Dans un plaidoyer publié récemment, l’Association française des Spécialistes en Propriété Industrielle de l’Industrie (ASPI) met en garde les industriels. Selon elle, contrairement à plusieurs pays européens, les travaux internes des ingénieurs brevets et experts en propriété industrielle salariés ne bénéficieraient d’aucun cadre légal garantissant leur confidentialité. Dans un contexte de compétition technologique mondiale, l’association estime que protéger les ingénieurs brevets, c’est protéger la capacité d’innovation française et que la situation actuelle pourrait créer une vulnérabilité. Les notes techniques, études de brevetabilité ou analyses stratégiques réalisées au sein des entreprises, laboratoires ou universités pourraient en effet, en cas de contentieux, être communiquées à des tiers ou saisies dans le cadre de procédures judiciaires étrangères.

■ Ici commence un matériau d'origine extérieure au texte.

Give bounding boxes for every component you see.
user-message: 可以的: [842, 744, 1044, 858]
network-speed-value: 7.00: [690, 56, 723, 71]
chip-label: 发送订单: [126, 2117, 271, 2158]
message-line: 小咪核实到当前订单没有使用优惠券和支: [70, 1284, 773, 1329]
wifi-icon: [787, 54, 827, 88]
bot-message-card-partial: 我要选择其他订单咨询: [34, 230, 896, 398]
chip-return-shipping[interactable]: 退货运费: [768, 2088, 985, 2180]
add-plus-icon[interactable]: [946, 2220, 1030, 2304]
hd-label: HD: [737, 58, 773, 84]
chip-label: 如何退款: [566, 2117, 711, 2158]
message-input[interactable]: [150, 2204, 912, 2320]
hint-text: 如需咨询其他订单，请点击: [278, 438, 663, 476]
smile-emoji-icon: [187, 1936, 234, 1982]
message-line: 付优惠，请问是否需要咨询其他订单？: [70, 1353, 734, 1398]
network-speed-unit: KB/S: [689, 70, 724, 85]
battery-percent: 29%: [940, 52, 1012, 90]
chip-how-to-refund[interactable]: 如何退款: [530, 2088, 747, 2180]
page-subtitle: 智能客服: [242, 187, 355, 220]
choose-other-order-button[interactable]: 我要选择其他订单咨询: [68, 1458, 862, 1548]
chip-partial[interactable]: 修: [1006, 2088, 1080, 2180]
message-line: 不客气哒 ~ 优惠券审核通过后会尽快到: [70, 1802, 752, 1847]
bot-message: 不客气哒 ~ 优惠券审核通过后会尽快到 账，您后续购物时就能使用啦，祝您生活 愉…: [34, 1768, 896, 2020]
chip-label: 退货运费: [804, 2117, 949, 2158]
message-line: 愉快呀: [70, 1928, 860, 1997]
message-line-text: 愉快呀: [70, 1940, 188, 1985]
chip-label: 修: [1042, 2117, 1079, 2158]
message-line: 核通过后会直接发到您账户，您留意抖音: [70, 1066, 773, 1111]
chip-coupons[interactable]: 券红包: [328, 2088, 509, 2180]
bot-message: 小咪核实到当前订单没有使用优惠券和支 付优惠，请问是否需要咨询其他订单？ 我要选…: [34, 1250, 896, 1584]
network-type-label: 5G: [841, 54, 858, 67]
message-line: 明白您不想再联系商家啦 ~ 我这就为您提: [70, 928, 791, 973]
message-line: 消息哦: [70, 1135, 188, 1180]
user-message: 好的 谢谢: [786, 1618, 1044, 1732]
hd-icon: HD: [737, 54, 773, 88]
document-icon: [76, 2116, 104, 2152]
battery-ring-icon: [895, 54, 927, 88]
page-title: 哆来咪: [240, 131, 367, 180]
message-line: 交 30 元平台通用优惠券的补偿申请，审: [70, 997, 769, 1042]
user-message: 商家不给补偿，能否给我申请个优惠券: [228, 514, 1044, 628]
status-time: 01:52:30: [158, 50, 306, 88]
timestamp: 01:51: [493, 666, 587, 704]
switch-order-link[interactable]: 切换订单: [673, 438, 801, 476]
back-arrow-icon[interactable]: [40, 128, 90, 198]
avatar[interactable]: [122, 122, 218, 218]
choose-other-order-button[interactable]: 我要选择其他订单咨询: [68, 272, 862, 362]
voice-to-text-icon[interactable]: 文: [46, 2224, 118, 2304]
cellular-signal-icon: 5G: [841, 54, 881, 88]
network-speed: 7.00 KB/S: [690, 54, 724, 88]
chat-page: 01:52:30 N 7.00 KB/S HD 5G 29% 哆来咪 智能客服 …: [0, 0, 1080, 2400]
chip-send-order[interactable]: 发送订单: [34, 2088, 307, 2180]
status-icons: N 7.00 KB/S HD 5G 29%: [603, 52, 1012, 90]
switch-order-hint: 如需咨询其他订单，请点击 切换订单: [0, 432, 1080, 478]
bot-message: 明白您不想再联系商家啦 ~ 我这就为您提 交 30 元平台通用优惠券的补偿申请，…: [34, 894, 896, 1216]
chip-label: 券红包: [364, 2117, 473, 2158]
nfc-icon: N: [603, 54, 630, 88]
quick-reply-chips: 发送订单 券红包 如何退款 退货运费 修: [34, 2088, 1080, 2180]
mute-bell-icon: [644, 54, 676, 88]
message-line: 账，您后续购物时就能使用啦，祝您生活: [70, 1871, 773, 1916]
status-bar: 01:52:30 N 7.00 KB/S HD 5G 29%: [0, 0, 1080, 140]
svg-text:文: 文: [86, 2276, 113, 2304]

Une telle exposition, estime l’association, représenterait un risque direct pour la souveraineté industrielle nationale et la sécurité économique des acteurs de la recherche.
Un déséquilibre juridique
L’association rappelle que, dans plusieurs pays voisins, notamment l’Allemagne, la Suisse ou les pays nordiques, les travaux des ingénieurs brevets sont protégés par un régime assimilé au secret professionnel. Or en France, seuls les conseils en propriété industrielle exerçant à titre libéral en bénéficient. L’association considère donc nécessaire d’étendre un dispositif similaire aux experts salariés et plaide pour un « réarmement juridique » de la propriété industrielle française.
En attendant une évolution législative, l’association recommande aux organisations concernées de renforcer leurs pratiques de protection en recourrant à des conseils externes soumis au secret professionnel, en marquant les documents internes comme relevant du secret des affaires et en limitant strictement la diffusion des analyses sensibles.